Semantic Domain Network Analysis of Exclusiveness
- Ship vs. Vessel
- Maritime vs. Marine
- Sea vs. Ocean
- Safety vs. Security
- Port vs. Harbor
Therefore, through semantic domain network analysis, we can clearly see which semantic domain is exclusive to the near-synonyms. Through semantic domain network analysis, we can clearly see which semantic domain is exclusive to maritime or marine. Through semantic domain network analysis, we can clearly see which semantic domain is exclusive to the ocean or the sea.
Through semantic domain network analysis, we can clearly see which semantic domain is exclusive to safety or security. Comparing and combining the results from these two semantic domain networks, it appears that Harbor has one G2.2 subcategory (general ethics);
Analysis of Shared Semantic Domains
For the first situation, security tends to merge more often into most shared semantic fields. However, the W3 subsemantic domain tends to correlate with safety with marine at a frequency of 255 compared to 11 for safety. In the third situation, in the main semantic domain I, security only joins financial ones belonging to I1 (Money in general), but security tends to join I2.1 (Business in general) such words.
In the first situation, marine tends to collocation with words in the semantic domains A, B, N, O and X; while seafaring usually collocates with words in semantic domains E, G and P. Table 5.6 shows that both seafaring and seafaring collocate with pollution, environment and environment, but these words more often favor marine (74 >2, 59> 2, 267>4).
Advantages and Limitations of Semantic Domain Network Analysis
Conclusion
Summary
For the third question, semantic domain network analysis proved to be an effective way to show the differences between near synonyms. Semantic domain information discussed in this thesis can help beginners of L1 and L2 understand the specific meanings of near-synonyms. When the learners want to distinguish near-synonyms by words that only coincide with them (i.e. by the exclusivity), main semantic domain network analysis shows us the exclusive domains to a certain near-synonym.
When students want to distinguish near-synonyms through a semantic domain shared by both near-synonyms, it is recommended that both the number of collocations and the frequency of collocations in the main semantic domain be considered. If a word A belongs to a semantic domain shared by both near-synonyms B and C, then in the semantic domain, (i) if.
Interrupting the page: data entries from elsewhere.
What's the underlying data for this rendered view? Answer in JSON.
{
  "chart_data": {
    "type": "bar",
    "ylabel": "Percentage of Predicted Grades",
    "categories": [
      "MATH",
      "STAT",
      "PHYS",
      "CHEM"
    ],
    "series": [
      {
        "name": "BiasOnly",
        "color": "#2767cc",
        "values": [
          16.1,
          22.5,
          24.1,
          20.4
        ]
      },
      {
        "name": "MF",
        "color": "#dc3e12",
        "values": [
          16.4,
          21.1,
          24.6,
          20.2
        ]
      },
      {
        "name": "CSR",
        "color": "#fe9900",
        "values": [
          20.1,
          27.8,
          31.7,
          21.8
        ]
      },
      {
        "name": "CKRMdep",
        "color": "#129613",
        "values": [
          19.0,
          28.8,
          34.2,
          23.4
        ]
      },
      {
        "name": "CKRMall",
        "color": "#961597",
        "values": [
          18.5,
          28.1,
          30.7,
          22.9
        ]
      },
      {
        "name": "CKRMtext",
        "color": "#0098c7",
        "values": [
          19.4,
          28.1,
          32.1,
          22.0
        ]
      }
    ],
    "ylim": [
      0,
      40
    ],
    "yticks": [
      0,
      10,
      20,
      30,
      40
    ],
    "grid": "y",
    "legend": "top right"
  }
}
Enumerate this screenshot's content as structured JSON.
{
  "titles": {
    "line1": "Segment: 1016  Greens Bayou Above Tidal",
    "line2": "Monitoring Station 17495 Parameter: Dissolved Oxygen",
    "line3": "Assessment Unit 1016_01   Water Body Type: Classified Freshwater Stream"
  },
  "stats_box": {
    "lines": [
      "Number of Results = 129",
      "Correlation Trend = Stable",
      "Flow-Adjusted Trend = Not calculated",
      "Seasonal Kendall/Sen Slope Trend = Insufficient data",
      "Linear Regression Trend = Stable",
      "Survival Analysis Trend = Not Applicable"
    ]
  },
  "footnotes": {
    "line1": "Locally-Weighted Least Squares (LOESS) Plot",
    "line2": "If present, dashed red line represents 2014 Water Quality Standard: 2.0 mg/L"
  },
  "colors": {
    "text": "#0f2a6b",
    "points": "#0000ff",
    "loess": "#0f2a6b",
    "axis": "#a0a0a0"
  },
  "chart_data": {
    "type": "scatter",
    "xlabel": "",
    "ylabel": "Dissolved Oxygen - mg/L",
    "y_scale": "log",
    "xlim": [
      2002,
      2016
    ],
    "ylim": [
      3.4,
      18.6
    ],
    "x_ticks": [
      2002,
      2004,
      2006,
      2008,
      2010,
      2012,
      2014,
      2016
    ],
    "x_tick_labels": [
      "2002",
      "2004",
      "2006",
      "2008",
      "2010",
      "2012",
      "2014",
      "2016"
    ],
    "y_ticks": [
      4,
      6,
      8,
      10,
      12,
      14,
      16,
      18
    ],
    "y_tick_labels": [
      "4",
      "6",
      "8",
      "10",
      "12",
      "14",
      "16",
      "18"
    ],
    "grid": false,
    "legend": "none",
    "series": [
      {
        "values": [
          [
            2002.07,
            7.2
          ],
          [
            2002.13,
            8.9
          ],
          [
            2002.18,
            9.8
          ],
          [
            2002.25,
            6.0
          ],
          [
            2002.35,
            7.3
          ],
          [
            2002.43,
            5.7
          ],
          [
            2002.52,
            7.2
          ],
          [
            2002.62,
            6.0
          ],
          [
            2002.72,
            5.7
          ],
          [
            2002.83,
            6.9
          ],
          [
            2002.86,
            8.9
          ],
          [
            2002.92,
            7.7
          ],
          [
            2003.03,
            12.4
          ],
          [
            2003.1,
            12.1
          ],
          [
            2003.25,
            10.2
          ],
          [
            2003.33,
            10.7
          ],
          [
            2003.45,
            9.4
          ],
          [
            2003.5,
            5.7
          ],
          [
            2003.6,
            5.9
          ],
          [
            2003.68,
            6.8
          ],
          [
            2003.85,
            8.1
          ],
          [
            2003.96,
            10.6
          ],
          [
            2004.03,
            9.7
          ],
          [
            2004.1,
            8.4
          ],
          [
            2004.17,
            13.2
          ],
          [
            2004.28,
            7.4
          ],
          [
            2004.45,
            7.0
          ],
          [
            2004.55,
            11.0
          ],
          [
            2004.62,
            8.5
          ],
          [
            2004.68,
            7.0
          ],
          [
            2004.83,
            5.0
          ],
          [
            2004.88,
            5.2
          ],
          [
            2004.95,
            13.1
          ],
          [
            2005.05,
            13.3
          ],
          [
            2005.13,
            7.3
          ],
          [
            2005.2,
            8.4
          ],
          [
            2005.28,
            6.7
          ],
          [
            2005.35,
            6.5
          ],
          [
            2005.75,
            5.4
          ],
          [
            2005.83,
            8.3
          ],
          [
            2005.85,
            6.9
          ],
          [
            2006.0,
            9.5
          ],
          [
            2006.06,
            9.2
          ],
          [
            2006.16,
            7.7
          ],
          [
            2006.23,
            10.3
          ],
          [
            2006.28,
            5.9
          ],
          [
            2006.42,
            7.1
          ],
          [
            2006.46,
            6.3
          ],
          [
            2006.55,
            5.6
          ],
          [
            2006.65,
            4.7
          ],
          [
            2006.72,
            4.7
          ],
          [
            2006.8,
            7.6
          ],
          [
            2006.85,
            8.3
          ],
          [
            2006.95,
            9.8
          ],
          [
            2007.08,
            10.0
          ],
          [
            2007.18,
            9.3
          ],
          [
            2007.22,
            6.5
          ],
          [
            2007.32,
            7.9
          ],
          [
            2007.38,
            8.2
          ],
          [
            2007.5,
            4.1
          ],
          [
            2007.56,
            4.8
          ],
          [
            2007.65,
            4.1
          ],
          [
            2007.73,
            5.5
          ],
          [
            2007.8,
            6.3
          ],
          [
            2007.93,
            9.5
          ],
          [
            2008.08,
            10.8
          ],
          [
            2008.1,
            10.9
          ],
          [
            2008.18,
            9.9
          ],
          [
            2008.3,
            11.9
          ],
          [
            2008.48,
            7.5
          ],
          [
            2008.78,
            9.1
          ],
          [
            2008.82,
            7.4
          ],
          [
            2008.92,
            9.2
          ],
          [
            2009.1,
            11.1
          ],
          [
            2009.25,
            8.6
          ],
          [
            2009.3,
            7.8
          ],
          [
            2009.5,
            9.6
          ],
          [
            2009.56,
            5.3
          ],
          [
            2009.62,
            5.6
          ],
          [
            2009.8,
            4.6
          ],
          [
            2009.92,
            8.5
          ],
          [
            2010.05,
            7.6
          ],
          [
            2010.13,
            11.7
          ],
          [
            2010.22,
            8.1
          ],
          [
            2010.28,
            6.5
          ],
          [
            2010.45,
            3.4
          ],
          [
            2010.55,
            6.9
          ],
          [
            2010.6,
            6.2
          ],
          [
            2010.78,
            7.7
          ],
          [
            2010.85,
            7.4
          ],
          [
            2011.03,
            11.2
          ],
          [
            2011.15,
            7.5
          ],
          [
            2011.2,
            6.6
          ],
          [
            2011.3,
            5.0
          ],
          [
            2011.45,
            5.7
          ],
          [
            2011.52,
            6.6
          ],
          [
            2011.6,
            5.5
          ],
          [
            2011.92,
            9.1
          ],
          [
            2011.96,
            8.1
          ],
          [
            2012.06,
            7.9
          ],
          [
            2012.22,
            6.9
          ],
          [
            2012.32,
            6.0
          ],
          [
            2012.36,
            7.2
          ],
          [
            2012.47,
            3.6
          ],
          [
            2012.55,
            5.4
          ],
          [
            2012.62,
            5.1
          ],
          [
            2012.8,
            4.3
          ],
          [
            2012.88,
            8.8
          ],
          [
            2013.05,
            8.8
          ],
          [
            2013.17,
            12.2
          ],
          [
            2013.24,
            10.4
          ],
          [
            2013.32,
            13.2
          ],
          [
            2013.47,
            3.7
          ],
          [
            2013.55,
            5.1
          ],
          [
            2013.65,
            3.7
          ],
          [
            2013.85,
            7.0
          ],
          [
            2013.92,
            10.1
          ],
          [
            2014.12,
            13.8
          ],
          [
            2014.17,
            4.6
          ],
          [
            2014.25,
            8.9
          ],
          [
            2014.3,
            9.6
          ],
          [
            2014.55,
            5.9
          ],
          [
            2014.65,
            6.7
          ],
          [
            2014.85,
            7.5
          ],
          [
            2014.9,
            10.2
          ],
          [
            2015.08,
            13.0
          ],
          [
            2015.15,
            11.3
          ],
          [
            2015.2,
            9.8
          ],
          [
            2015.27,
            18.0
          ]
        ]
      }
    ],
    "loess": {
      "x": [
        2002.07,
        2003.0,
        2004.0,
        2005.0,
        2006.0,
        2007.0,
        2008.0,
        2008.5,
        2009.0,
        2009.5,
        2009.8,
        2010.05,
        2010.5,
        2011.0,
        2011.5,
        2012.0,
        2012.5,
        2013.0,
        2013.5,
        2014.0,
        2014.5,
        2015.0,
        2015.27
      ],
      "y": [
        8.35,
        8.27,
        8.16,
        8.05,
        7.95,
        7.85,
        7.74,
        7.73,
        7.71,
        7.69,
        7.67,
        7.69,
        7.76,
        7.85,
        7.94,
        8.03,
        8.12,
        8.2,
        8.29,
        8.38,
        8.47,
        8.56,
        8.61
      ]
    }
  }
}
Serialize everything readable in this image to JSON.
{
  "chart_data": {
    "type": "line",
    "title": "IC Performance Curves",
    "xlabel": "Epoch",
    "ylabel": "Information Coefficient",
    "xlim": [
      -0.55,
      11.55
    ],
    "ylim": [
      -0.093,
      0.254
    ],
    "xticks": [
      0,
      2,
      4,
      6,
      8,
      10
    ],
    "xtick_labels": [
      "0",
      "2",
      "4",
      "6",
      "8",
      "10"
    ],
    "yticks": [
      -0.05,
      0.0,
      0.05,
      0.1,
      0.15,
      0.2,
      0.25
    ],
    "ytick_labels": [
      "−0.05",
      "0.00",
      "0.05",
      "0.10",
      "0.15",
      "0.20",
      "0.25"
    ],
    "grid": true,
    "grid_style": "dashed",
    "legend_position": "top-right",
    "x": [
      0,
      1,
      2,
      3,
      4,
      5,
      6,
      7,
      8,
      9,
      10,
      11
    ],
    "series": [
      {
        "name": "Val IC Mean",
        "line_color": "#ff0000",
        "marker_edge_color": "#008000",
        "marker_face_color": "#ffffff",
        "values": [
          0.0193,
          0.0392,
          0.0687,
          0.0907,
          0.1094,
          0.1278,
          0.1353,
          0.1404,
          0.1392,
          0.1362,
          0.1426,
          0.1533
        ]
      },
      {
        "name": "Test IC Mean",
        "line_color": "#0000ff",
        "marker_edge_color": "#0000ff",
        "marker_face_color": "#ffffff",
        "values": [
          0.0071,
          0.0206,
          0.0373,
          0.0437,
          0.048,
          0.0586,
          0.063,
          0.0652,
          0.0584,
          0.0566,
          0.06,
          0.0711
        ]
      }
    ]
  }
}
Limitations and Implications
Mukherjee (Eds.), Dynamics on and of complex networks: Applications Biology, Computer Science, Economics, and the Social Sciences (pp. 145–166). Network Analysis of the Maritime English Corpus with Multiword Compounds: Keyword Networks and Collocation Networks (unpublished doctoral dissertation). In Proceedings of the workshop on Semantic labeling from beyond named entities for NLP tasks in collaboration with 4th.
In Proceedings of the 2nd ACM SIGIR (Association for Computing Machinery Interest Group on Information Retrieval) International Workshop on Query Representation and Understanding (pp. 3-5). Learning collocations: Do number of collocations, node word position, and synonymy affect learning.